Khusus untuk saya, disitu (surat penangkapan) disebutkan tanggal 1 (Desember 2016), tanggal 1 saya tanya ada statement Rachmawati minta ke DPR, yang di Hotel Sari Pan Pacific. Saya tidak terlibat, saya tidak hadir,” kata Kivlan saat audiensi dengan pimpinan DPR RI, Fadli Zon, di gedung DPR/MPR, Senayan, Jakarta, Selasa (10/1/2017).
Kivlan
pun menyesalkan atas tindakan kepolisian yang menuduhnya sebagai salah satu
pelaku dugaan makar. Padahal, sebagai purnawirawan TNI, dirinya juga bertugas
mengamankan negara. Dia juga menyebut pembebasan sandera Abu Sayyaf adalah
upayanya dalam rangka membela negara.
“Sebagai
purnawirawan, saya menyesalkan tindakan kepolisian yang menuduh makar terhadap
kita. Kemudian saya sebagai purnawirawan, saya tetap tentara, UU Pertahanan
menyebutkan para purnawirawan tentara nasional adalah tentara cadangan. Berarti
hukum militer berlaku, tetapi saya ditangkap polisi. Saya merasa kehormatan
saya dan kehormatan TNI dihapuskan dan dilecehkan,” kata Kivlan.
Purnawirawan
TNI dengan pangkat terakhir Mayjen itu juga menjelaskan apa sebenarnya definisi
dari makar. Menurutnya, apa yang dia dan tujuh orang lain lakukan tidak dapat
dipidanakan.
“Untuk
definisi makar, kalau pasal 106, 107, 108, 109, dan pasal 110 tidak kena pada
kita. Pertama, karena melakukan pengkhianatan negara, menjual negara ini.

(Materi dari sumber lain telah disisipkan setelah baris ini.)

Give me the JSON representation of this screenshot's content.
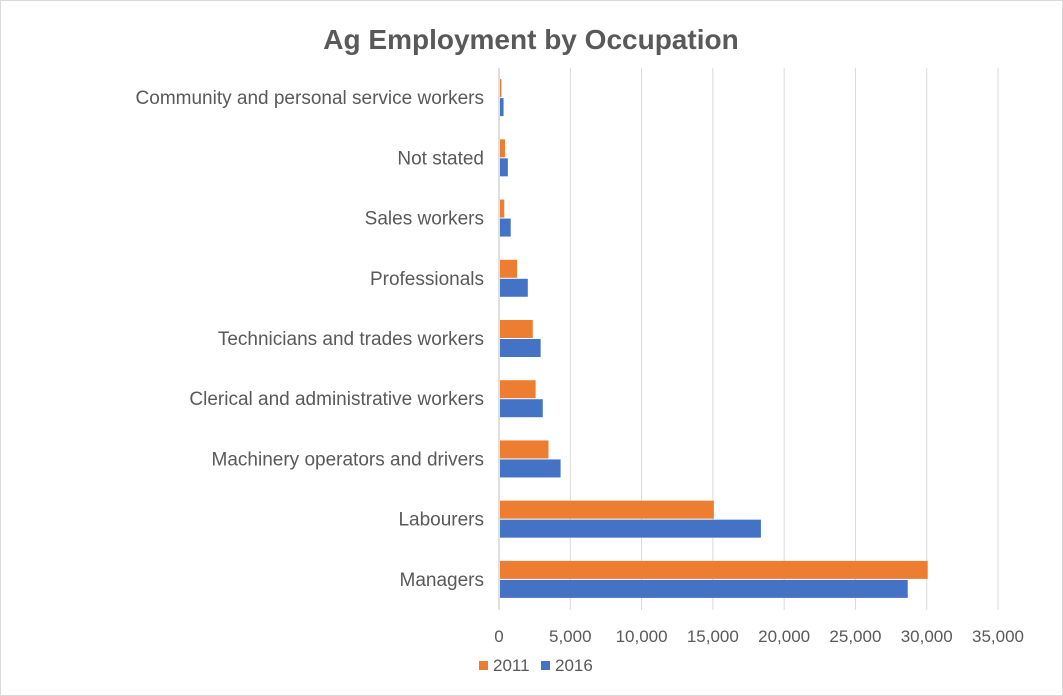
{
  "chart_data": {
    "type": "bar",
    "orientation": "horizontal",
    "title": "Ag Employment by Occupation",
    "categories": [
      "Community and personal service workers",
      "Not stated",
      "Sales workers",
      "Professionals",
      "Technicians and trades workers",
      "Clerical and administrative workers",
      "Machinery operators and drivers",
      "Labourers",
      "Managers"
    ],
    "series": [
      {
        "name": "2011",
        "color": "#ed7d31",
        "values": [
          100,
          350,
          300,
          1200,
          2300,
          2500,
          3400,
          15000,
          30000
        ]
      },
      {
        "name": "2016",
        "color": "#4472c4",
        "values": [
          250,
          550,
          750,
          1950,
          2850,
          3000,
          4250,
          18300,
          28600
        ]
      }
    ],
    "xlim": [
      0,
      35000
    ],
    "x_ticks": [
      "0",
      "5,000",
      "10,000",
      "15,000",
      "20,000",
      "25,000",
      "30,000",
      "35,000"
    ],
    "grid": true,
    "legend_position": "bottom"
  }
}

Kedua, dilakukan dengan bersenjata. Kemudian pasal 10 ayat 4, kalau upaya
merubah ketatanegaraan, kita ini kan menyatakan mengubah ketatanegaraan kembali
ke UUD ’45, tidak dikatakan makar, tidak dipidanakan,” jelas Kivlan.
Kivlan
pun merasa ada pihak yang menginginkannya dipenjara karena terusik oleh sikap
vokalnya selama ini. Bahkan ia pun menyinggung Menko Polhukam Wiranto sebagai
orang yang menginginkan hal tersebut.
“Saya
merasa ada pihak yang ingin saya masuk penjara karena saya vokal. Mungkin boleh
jadi, boleh jadi Wiranto. Ya boleh jadi, saya enggak nuduh. Wartawan boleh
kutip boleh, sampaikan di TV nggak apa-apa,” ujarnya.